Aber die Europäische Union ist auch heute schon ein teilsouveräner Staat² mit einem Staatsgebiet, einem Staatsvolk, einer Staatsmacht und einer demokratischen Legitimation. Die Europäische Union hat zudem eine demokratische Legitimation. Das europäische Volk hat mit der Europawahl 1994, die neuen Mitglieder durch ihren Beitritt, die Umwandlung der Europäischen Union demokratisch legitimiert. Durch den Einigungsvertrag wurde mit verfassungsändernder Mehrheit sowohl der frei gewählten Volkskammer wie auch des Deutschen Bundestages der Beitritt der neuen Bundesländer zum Geltungsbereich des Grundgesetzes beschlossen und vom ganzen deutschen Volk mit der Bundestagswahl vom 02.12.1990 bestätigt. Damit wurde eine neue staatliche Ordnung auf der Ebene der EU und der Mitgliedstaaten eingeführt mit zwei sich ergänzenden teilsouveränen Ebenen. Weil die Europäische Union heute bereits ein demokratischer, föderaler und sozialer Rechtsstaat mit Gewaltenteilung, Subsidiarität und einem vergleichbaren Grundrechtsschutz ist, sind die vom Bundesverfassungsgericht geforderten Mindestvoraussetzungen nach Art. 79 und Art. 20 GG gegeben.

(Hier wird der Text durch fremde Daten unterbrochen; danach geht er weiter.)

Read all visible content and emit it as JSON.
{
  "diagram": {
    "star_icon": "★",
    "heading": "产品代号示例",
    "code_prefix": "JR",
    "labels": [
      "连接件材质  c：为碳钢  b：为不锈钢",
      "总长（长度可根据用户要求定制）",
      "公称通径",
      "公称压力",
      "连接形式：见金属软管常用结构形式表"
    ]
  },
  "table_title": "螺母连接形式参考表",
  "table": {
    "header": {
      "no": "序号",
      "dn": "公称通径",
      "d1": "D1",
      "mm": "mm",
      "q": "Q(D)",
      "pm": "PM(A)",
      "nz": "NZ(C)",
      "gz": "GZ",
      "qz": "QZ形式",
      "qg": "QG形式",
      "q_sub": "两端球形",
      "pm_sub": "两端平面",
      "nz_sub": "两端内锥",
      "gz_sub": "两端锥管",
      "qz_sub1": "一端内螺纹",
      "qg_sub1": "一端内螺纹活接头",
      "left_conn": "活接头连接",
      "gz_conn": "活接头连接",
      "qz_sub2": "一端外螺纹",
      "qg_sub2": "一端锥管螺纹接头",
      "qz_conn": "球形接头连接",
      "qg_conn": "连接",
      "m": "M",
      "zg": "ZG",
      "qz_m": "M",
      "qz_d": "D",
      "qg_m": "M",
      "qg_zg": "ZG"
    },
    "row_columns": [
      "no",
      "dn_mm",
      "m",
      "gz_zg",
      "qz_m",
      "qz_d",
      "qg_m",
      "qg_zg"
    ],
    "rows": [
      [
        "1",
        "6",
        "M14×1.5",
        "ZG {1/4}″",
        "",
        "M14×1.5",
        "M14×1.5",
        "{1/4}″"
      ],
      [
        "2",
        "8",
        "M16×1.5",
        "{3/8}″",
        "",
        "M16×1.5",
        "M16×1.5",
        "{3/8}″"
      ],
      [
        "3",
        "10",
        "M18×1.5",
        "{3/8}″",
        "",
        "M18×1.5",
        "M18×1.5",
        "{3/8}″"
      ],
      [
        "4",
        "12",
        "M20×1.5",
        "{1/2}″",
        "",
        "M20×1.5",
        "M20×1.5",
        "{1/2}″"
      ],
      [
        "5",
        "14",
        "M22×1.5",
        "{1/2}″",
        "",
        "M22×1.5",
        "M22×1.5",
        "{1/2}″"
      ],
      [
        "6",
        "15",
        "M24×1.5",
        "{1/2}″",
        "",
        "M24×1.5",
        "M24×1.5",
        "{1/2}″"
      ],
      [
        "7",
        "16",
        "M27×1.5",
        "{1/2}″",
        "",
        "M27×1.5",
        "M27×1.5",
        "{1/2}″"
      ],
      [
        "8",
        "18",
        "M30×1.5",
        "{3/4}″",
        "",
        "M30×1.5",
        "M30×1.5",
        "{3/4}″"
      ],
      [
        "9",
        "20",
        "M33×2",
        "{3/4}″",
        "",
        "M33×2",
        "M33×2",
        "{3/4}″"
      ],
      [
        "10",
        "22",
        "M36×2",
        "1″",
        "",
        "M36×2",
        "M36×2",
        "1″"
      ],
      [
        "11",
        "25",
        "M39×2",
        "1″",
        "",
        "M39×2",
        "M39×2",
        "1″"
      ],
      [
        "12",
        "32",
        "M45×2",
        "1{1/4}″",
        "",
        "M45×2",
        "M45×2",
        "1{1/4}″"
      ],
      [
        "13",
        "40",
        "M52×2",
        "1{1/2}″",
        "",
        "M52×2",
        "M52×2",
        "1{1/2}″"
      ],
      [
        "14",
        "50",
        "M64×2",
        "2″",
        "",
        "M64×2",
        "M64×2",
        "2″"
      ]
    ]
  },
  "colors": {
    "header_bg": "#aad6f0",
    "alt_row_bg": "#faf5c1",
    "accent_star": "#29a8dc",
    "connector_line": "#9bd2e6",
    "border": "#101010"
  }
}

Die Verfassungsentscheidung des Bonner Grundgesetzes für eine offene Staatlichkeit hat nicht nur die Wiedervereinigung Deutschlands ermöglicht, sondern auch die Teilhabe an der europäischen Integration.
Weitere Schritte zu voller Staatlichkeit und Souveränität der EU² sind überfällig, ganz im Sinne von Präsident Macron, wobei die einzelnen Nationen dabei weiter eine starke Rolle spielen werden. Jetzt steht die Entwicklung einer vollen europäischen Demokratie mit einem voll handlungsfähigen Parlament, einer europäischen Regierung und die schrittweise Einführung qualifizierter Mehrheitsentscheidungen an. Hinzukommen muss über einen längeren Zeitraum eine deutliche Stärkung der Finanzkraft der EU, dies in einer Weise, die die Bürger nicht mehr als bisher finanziell belastet – eher entlastet und zwar durch Entlastung der Haushalte der Mitgliedsstaaten. Der europäische Rat muss sich in Richtung eines starken europäischen Bundesrats transformieren. Die Führungsebene der EU muss den Bürgern gegenüber voll rechenschaftspflichtig werden. Intransparente Entscheidungsprozesse des heutigen Typs sind nicht tragbar. Die Finanzausstattung der EU soll vermehrt eigene Steuereinnahmen beinhalten. Dabei sollen nur solche Aufgaben neu auf der EU-Ebene angesiedelt werden, die dort besser – und kostengünstiger – als auf der Ebene der Mitgliedsstaaten gelöst werden können. Dabei gilt: Freiheit und Selbstbestimmung sind nicht zum Nulltarif zu haben. Es geht um ein besseres Europa, ein Europa, dass nicht nur Werte hochhält, sondern auch Willens und in der Lage ist, seine Interessen global und in der Nachbarschaft zu vertreten.